実際に旧紙幣が廃止されたのは、2008年12月で、その後も5年間は経過措置として銀行で新紙幣に交換されたらしいが、その間旧紙幣は敬遠されてババ抜きのような現象が見られたという。わたしはそれすらも知らないで、ずっとババを抱えているうちにゲームが終わってしまった、というわけである。

旧紙幣大浮上

ちなみに、Wikipediaで見てみると、現行の7種類の紙幣はすべて1998年以降に発行されたものだという。

などと暢気に調べていたら、わたしの持っていた1000ルピア紙幣と同じものがAmazonでコレクター向けに545円(実に表示額の60倍!)で売られていた。
持っていたのはすべて1000ルピアというわけではなかったが、ほかも似たようなものとすれば、わたしの全財産は1/3が60倍だから、全体で20倍にもなる計算である。
すぐにマデに連絡。

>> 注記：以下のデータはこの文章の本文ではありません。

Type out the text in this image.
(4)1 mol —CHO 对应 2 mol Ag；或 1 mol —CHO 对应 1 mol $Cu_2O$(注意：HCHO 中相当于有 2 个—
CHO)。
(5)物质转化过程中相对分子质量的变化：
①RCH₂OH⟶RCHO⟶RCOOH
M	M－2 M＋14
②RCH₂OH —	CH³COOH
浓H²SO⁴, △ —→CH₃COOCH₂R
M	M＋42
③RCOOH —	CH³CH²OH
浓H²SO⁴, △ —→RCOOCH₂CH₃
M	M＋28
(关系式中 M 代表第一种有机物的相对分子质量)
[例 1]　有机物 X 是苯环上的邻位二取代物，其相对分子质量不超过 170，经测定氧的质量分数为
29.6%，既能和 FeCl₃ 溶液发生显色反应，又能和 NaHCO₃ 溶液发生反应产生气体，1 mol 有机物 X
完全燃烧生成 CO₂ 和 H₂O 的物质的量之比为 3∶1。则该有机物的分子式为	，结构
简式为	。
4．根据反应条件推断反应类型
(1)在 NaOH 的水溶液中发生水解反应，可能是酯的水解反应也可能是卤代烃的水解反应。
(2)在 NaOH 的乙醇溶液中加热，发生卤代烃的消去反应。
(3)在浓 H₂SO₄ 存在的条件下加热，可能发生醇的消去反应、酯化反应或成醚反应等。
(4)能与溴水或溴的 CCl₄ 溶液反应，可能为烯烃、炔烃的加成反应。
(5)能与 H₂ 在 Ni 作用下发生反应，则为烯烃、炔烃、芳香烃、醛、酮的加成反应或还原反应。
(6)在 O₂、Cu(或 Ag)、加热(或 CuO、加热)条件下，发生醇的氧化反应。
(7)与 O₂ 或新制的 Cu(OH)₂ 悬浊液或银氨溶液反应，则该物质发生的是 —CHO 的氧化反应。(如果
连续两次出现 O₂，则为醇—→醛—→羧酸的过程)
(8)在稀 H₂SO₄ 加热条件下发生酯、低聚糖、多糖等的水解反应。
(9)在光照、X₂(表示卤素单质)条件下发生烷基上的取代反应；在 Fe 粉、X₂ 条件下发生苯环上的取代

「おい、昨日の使えないお金はどうした?」「イットノウが持って帰った」「すぐに返してもらいなさい」

まあ、実は取り返してみたところで、処分の手間隙を考えると面倒ではある。本当に20倍になるのであれば、これからの何度かの旅費がビジネスクラスでも賄える計算ではあるが、そんなにうまくいくわけがないだろう。
全部が全部レア紙幣とは思われない。なかにはよれよれのものもあってそれらはタダ同然に値踏みされるだろう。
そう考えると、ここで目の色を変えるのもはしたないし、実際にその先もわずらわしい。とりあえず返してもらって、日本に持ち帰り、あと10年くらい経ってから机の中で再発見することにしよう。その頃には、100倍くらいになっているかもしれない。

夢の跡

「イットノウには連絡ついた?」「ついた」
「返してもらった?」「もうなくなった」

マデの説明によると、かの大工さんは非流通旧紙幣を持ち帰って友人に配ってしまったのだそうだ。なんの目的で配ったのかというと、友人たちはいずれも旧紙幣のコレクタであったのだそうだ。
これはもう、完全に確信犯といわねばならない。この野郎!とは思うが、しのごの言ってみても返ってはこないのがバリの常識だ。まあ、ちょっとした夢でした。